Landau first observed a decay mechanism for linearized Vlasov--Poisson system (which is used to model plasmas) on bounded domains which is different from dispersion or dissipation. This decay mechanism can be observed easily in fourier space for the linear transport equation. Basically, information is transported from lower frequency in velocity to higher frequency. Another way to think is that the transport operator homogenizes initial data and velocity averaged probability density function (also called the density) converges to a constant.

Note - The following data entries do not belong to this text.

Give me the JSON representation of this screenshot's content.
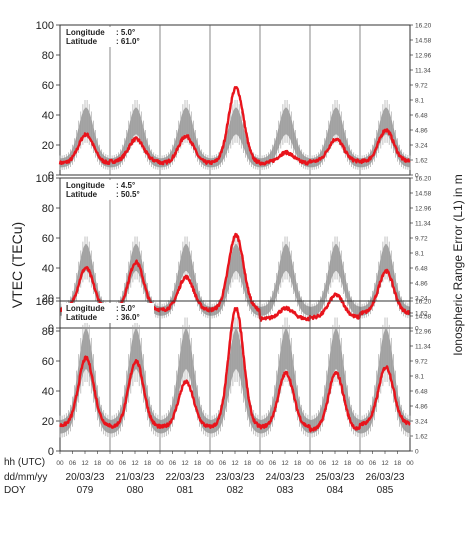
{
  "chart_data": {
    "type": "line",
    "ylabel": "VTEC (TECu)",
    "ylabel_right": "Ionospheric Range Error (L1) in m",
    "bottom_row_labels": [
      "hh (UTC)",
      "dd/mm/yy",
      "DOY"
    ],
    "hour_ticks": [
      "00",
      "06",
      "12",
      "18"
    ],
    "last_hour_tick": "00",
    "days": [
      {
        "date": "20/03/23",
        "doy": "079"
      },
      {
        "date": "21/03/23",
        "doy": "080"
      },
      {
        "date": "22/03/23",
        "doy": "081"
      },
      {
        "date": "23/03/23",
        "doy": "082"
      },
      {
        "date": "24/03/23",
        "doy": "083"
      },
      {
        "date": "25/03/23",
        "doy": "084"
      },
      {
        "date": "26/03/23",
        "doy": "085"
      }
    ],
    "xlim_hours": [
      0,
      168
    ],
    "ylim": [
      0,
      100
    ],
    "left_ticks": [
      "0",
      "20",
      "40",
      "60",
      "80",
      "100"
    ],
    "right_ticks": [
      "0",
      "1.62",
      "3.24",
      "4.86",
      "6.48",
      "8.1",
      "9.72",
      "11.34",
      "12.96",
      "14.58",
      "16.20"
    ],
    "series_legend": {
      "observed_color": "#e8141c",
      "climatology_color": "#777777"
    },
    "panels": [
      {
        "longitude_label": "Longitude",
        "longitude_value": ":  5.0°",
        "latitude_label": "Latitude",
        "latitude_value": ": 61.0°",
        "climatology_daily": {
          "peak_hour": 12.5,
          "base": 8,
          "peak": 36,
          "spread": 6
        },
        "observed_daily": [
          {
            "base": 8,
            "peak": 27
          },
          {
            "base": 9,
            "peak": 24
          },
          {
            "base": 8,
            "peak": 26
          },
          {
            "base": 8,
            "peak": 58
          },
          {
            "base": 8,
            "peak": 15
          },
          {
            "base": 9,
            "peak": 24
          },
          {
            "base": 9,
            "peak": 30
          }
        ]
      },
      {
        "longitude_label": "Longitude",
        "longitude_value": ":  4.5°",
        "latitude_label": "Latitude",
        "latitude_value": ": 50.5°",
        "climatology_daily": {
          "peak_hour": 12.5,
          "base": 11,
          "peak": 47,
          "spread": 6
        },
        "observed_daily": [
          {
            "base": 12,
            "peak": 40
          },
          {
            "base": 12,
            "peak": 44
          },
          {
            "base": 12,
            "peak": 34
          },
          {
            "base": 12,
            "peak": 62
          },
          {
            "base": 6,
            "peak": 13
          },
          {
            "base": 7,
            "peak": 22
          },
          {
            "base": 10,
            "peak": 38
          }
        ]
      },
      {
        "longitude_label": "Longitude",
        "longitude_value": ":  5.0°",
        "latitude_label": "Latitude",
        "latitude_value": ": 36.0°",
        "climatology_daily": {
          "peak_hour": 12.5,
          "base": 16,
          "peak": 68,
          "spread": 9
        },
        "observed_daily": [
          {
            "base": 17,
            "peak": 62
          },
          {
            "base": 16,
            "peak": 60
          },
          {
            "base": 16,
            "peak": 46
          },
          {
            "base": 16,
            "peak": 95
          },
          {
            "base": 16,
            "peak": 52
          },
          {
            "base": 14,
            "peak": 52
          },
          {
            "base": 18,
            "peak": 56
          }
        ]
      }
    ]
  }
}
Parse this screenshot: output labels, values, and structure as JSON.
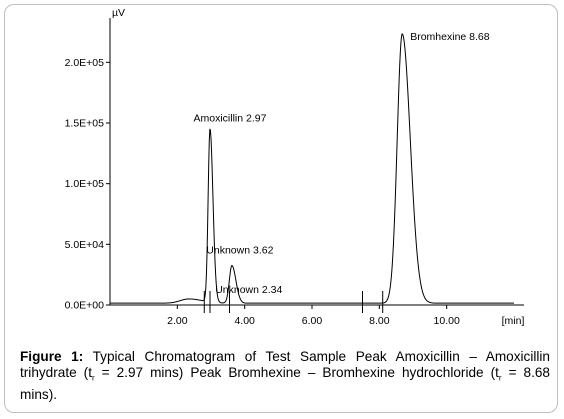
{
  "chart_data": {
    "type": "line",
    "ylabel": "µV",
    "xlabel": "[min]",
    "xlim": [
      0.0,
      12.0
    ],
    "ylim": [
      0,
      225000
    ],
    "x_ticks": [
      2.0,
      4.0,
      6.0,
      8.0,
      10.0
    ],
    "x_tick_labels": [
      "2.00",
      "4.00",
      "6.00",
      "8.00",
      "10.00"
    ],
    "y_ticks": [
      0,
      50000,
      100000,
      150000,
      200000
    ],
    "y_tick_labels": [
      "0.0E+00",
      "5.0E+04",
      "1.0E+05",
      "1.5E+05",
      "2.0E+05"
    ],
    "grid": false,
    "baseline": 1500,
    "peaks": [
      {
        "name": "Unknown",
        "rt": 2.34,
        "label": "Unknown 2.34",
        "height": 3500,
        "sigma": 0.25
      },
      {
        "name": "Amoxicillin",
        "rt": 2.97,
        "label": "Amoxicillin 2.97",
        "height": 143000,
        "sigma": 0.055
      },
      {
        "name": "Unknown",
        "rt": 3.62,
        "label": "Unknown 3.62",
        "height": 31000,
        "sigma": 0.075
      },
      {
        "name": "Bromhexine",
        "rt": 8.68,
        "label": "Bromhexine 8.68",
        "height": 222000,
        "sigma": 0.15
      }
    ],
    "event_markers_min": [
      2.8,
      2.97,
      3.55,
      7.5,
      8.1
    ],
    "series": [
      {
        "x": [
          0.0,
          1.0,
          2.0,
          2.34,
          2.6,
          2.8,
          2.9,
          2.97,
          3.05,
          3.2,
          3.4,
          3.55,
          3.62,
          3.7,
          3.9,
          4.3,
          5.0,
          6.0,
          7.0,
          8.0,
          8.3,
          8.5,
          8.6,
          8.68,
          8.8,
          9.0,
          9.3,
          9.8,
          10.5,
          12.0
        ],
        "y": [
          1500,
          1500,
          2500,
          5000,
          8000,
          25000,
          95000,
          143000,
          100000,
          20000,
          8000,
          23000,
          31000,
          24000,
          6000,
          3500,
          3000,
          2000,
          1600,
          2500,
          30000,
          130000,
          200000,
          222000,
          205000,
          130000,
          50000,
          12000,
          3500,
          1600
        ]
      }
    ]
  },
  "caption": {
    "label": "Figure 1:",
    "text_part1": " Typical Chromatogram of Test Sample Peak Amoxicillin – Amoxicillin trihydrate (t",
    "sub1": "r",
    "text_part2": " = 2.97 mins) Peak Bromhexine – Bromhexine hydrochloride (t",
    "sub2": "r",
    "text_part3": " = 8.68 mins)."
  }
}
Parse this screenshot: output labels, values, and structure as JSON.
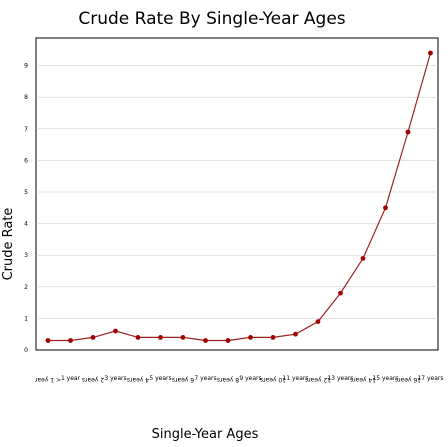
{
  "chart_data": {
    "type": "line",
    "title": "Crude Rate By Single-Year Ages",
    "xlabel": "Single-Year Ages",
    "ylabel": "Crude Rate",
    "ylim": [
      0,
      9.6
    ],
    "yticks": [
      "0",
      "1",
      "2",
      "3",
      "4",
      "5",
      "6",
      "7",
      "8",
      "9"
    ],
    "grid": true,
    "categories": [
      "< 1 year",
      "1 year",
      "2 years",
      "3 years",
      "4 years",
      "5 years",
      "6 years",
      "7 years",
      "8 years",
      "9 years",
      "10 years",
      "11 years",
      "12 years",
      "13 years",
      "14 years",
      "15 years",
      "16 years",
      "17 years"
    ],
    "series": [
      {
        "values": [
          0.3,
          0.3,
          0.4,
          0.6,
          0.4,
          0.4,
          0.4,
          0.3,
          0.3,
          0.4,
          0.4,
          0.5,
          0.9,
          1.8,
          2.9,
          4.5,
          6.9,
          9.4
        ]
      }
    ],
    "colors": {
      "line": "#a02020",
      "point": "#a00000"
    }
  }
}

The decay for density in the nonlinear case was only recently understood by Mouhot--Villani. In a physical plasmas, typically one also has weak collisions which is modelled using the Landau collisional kernel. The action of transport in conjunction with the collisions gives enhanced dissipation in addition Landau damping. This was done by Bedrossian for a nonlinear model related to Fokker--Plank using Fourier analytic techniques. But it is not clear how to generalize this technique to the Landau kernel since it seems very difficult to take Fourier transform in v due to the complicated form of Landau. To bypass this in conjuction with Jonathan Luk and Toan Ngyuen, I used vector field method and energy methods to prove the analogue of theorem of Bedrossian in https://arxiv.org/abs/2104.05692.

Finally in joint work with Jonathan Luk, I am trying to understand phase mixing in context of gravitational Vlasov--Poisson and Einstein--Vlasov in presence of an external potential (for example think of a planet or Schwarzschild black hole). See https://arxiv.org/abs/2109.12402 for a linear preliminary result in 1D.

It is well known that inviscid Burgers equation forms shocks (gradient blow up) starting from smooth initial data. In fact, this is also quite classical now for 1D system of conservation laws including compressible Euler. The case of higher dimensions is much less understood. But thanks to combined efforts of Alinhac, Christodoulou, Luk--Speck, Buckmaster--Skholler--Vicol shock formation has been established in higher dimensions for an open set of smooth data.

Physically, fluids tend to have small but non-zero viscosity. In presence of viscosity, we expect solutions to remain smooth but as noted for zero viscosity we have singularities. Thus there is something happening in this zero viscosity limit. It would be very interesting to understand how viscosity affects shock formation, i.e. what does a viscous solution look like near the shock formation point. In an upcoming work with Graham we develop an asymptotic expansion (in viscosity) for the solution to viscous Burgers equation. In particular, this gives us an understanding of the zero viscosity limit. We hope to extend this work to 1D systems and then to compressible Euler in higher dimensions.